I have a couple of minor quibbles: The remote control, while cute, makes me nervous. I know what happens to remote controls in my house -- I mean, I don't know where they go, but I know they get lost. My advice would be to duct-tape a big piece of wood to this remote, kind of like they do at seedy gas stations with the bathroom key. On the plus side, it only operates the MovieBeam, so you can put it away when not in use.

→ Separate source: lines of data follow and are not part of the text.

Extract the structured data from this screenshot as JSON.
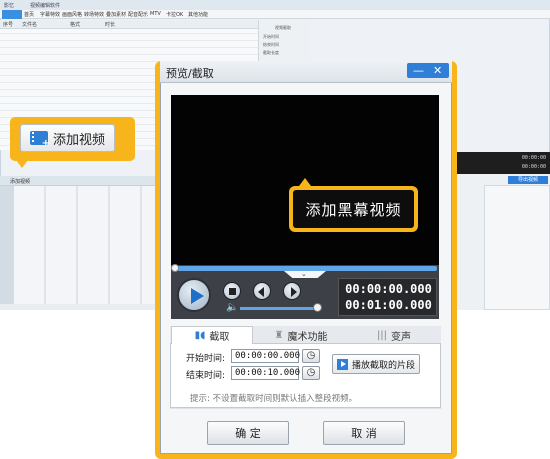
{
  "background_app": {
    "app_name": "影忆",
    "title_text": "视频编辑软件",
    "nav_tabs": [
      "首页",
      "字幕特效",
      "画面风格",
      "转场特效",
      "叠加素材",
      "配音配乐",
      "MTV",
      "卡拉OK",
      "其他功能"
    ],
    "list_columns": [
      "序号",
      "文件名",
      "格式",
      "时长"
    ],
    "panel_title": "视频截取",
    "panel_fields": [
      "开始时间",
      "结束时间",
      "截取长度"
    ],
    "timeline_tab": "添加视频",
    "time_readout_1": "00:00:00",
    "time_readout_2": "00:00:00",
    "export_button": "导出视频"
  },
  "callout_add_video": {
    "label": "添加视频",
    "icon": "film-add-icon"
  },
  "dialog": {
    "title": "预览/截取",
    "minimize": "—",
    "close": "✕",
    "callout_black_video": "添加黑幕视频",
    "time_current": "00:00:00.000",
    "time_total": "00:01:00.000",
    "progress": 0,
    "volume": 0.9,
    "tabs": [
      {
        "label": "截取",
        "icon": "scissors-icon",
        "active": true
      },
      {
        "label": "魔术功能",
        "icon": "magic-hat-icon",
        "active": false
      },
      {
        "label": "变声",
        "icon": "voice-wave-icon",
        "active": false
      }
    ],
    "start_label": "开始时间:",
    "start_value": "00:00:00.000",
    "end_label": "结束时间:",
    "end_value": "00:00:10.000",
    "play_segment": "播放截取的片段",
    "tip": "提示: 不设置截取时间则默认插入整段视频。",
    "ok": "确 定",
    "cancel": "取 消"
  },
  "colors": {
    "accent_orange": "#f8b51b",
    "accent_blue": "#2f7fd8",
    "video_black": "#030303"
  }
}
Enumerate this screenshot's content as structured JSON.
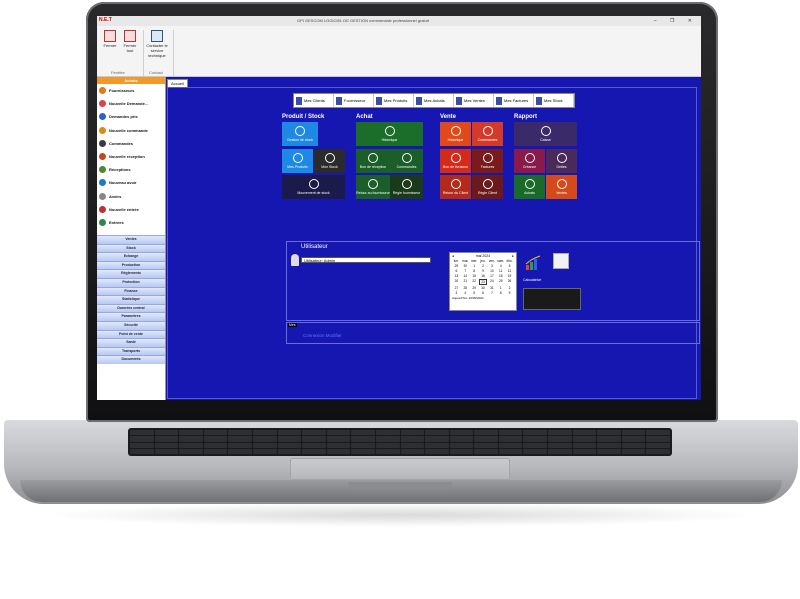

Quibble No. 2: Although it's not a problem now, I can imagine that the selection of films might become an issue. One of the cool things about, say, NetFlix, the online DVD rental service, is that you can get so many different titles. Will people whose tastes run away from Hollywood's be satisfied? There are some good choices here, and with 10 new ones a week, it would be hard to keep up, but this service probably is designed more for people who are into the mainstream stuff. Still, a random classic into the mix every once in a while would be nice. How about a digital-quality Citizen Kane, or a cult classic like Harold and Maude, or a concert film? With 100 slots, hopefully the programmers will take a few chances from time to time.
Mehta says that in January, MovieBeam will slowly spread across the country, as Disney has plans to "light up" city after city. Once it's nationwide, and if it catches on reasonably well -- Mehta says the units are selling faster than expected here -- MovieBeam might bring big changes to the video rental business. Even if you don't end up trying the service, you might thank Mickey when the video stores' need to compete leads, once and for all, to a new paradigm: the cancellation of all late fees.